第5話 追跡
部屋の中でスフレと一緒にお話しながらうとうとしていると、不意に窓の外で影が動くのが見えた。
人だ。
子供が歩いてる。
今は、夜。
夜中に子供だけで行動するなんて危ない事だ。
人攫いに攫われたり、犯罪に巻き込まれたりしてしまう。
普通ならそんな事ありえないはずだけど、もしも普通じゃないとしたら?
じっと見つめていると、なんだか様子が変だった。
道を歩いているの子供達は、どこかぼんやりとした様子。
頭を揺らしながら、おぼつかない足取りで、ふらふらと歩いていたのだ。
こういうのどっかで見た事がある?
えっと、酔っ払い?
ギルドの人たちがたまにハメを外しすぎて、お酒を大量に飲むとこうなっていた。
でも、子供はお酒を飲めないし、飲んじゃいけないって言われてるから。
じゃあ、どういう事だろう?
私はスフレに声をかける。
「スフレあれ見てっ!」
「何ですか?」
スフレは窓の外を眺めて驚いた。
子供が歩いているのを見て「どうしてこんな時間に出歩いているんでしょう」と言う。
少し考えた後、何か思い当たる事があったみたいだ。
「まさか」と彼女は言う。
「例の誘拐事件かもしれません」
「本当!?」
「そうとしか考えられませんよ。
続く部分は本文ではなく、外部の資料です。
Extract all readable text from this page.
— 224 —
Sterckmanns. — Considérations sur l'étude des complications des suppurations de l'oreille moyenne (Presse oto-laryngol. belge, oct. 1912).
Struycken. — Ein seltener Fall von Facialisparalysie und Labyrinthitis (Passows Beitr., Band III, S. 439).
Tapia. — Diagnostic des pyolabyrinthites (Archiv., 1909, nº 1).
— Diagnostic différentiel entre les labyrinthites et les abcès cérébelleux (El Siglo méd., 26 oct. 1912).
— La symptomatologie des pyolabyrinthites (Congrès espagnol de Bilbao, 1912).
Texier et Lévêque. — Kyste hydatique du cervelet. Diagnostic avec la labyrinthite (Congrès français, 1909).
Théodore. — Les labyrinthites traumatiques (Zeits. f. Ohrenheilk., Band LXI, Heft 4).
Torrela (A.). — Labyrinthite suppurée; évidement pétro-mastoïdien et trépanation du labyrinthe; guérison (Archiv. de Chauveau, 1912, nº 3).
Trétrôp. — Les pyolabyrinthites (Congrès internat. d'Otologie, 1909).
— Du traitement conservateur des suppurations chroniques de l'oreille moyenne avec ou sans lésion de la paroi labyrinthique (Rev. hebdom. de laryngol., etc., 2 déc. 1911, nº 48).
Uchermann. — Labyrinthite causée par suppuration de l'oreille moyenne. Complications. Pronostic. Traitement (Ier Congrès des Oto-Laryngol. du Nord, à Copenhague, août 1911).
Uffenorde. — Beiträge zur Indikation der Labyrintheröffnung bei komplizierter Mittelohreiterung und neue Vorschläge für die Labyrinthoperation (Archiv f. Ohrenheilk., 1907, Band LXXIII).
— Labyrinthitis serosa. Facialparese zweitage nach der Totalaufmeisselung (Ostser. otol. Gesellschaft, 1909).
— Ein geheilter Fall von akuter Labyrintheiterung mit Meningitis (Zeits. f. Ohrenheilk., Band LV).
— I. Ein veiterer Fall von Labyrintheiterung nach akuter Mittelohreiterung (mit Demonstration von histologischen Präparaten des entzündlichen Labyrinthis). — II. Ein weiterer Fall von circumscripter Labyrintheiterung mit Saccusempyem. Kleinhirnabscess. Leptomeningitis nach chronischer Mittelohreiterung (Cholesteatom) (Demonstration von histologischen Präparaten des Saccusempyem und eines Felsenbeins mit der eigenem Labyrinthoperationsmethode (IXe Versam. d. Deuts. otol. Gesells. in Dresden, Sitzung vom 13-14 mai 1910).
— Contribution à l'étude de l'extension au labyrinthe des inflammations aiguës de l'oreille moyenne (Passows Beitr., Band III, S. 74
こうしちゃいられません」
スフレは急いで部屋を出ていく。
「他の人たちに教えなければいけませんね」
「私も行く!」
私達は部屋を出て、急いでギルドに残っている他の人達に伝えようと考えた。
けれど、私は思い直す。
でも、その隙に子供達を見失ってしまったら?
せっかくの手掛かりなのに、そんな事になってしまった大変だ。
それは良くない。
私はスフレについていこうとして、思いとどまった。
そして、部屋に戻って「えいっ!」と、窓から外に出る事にした。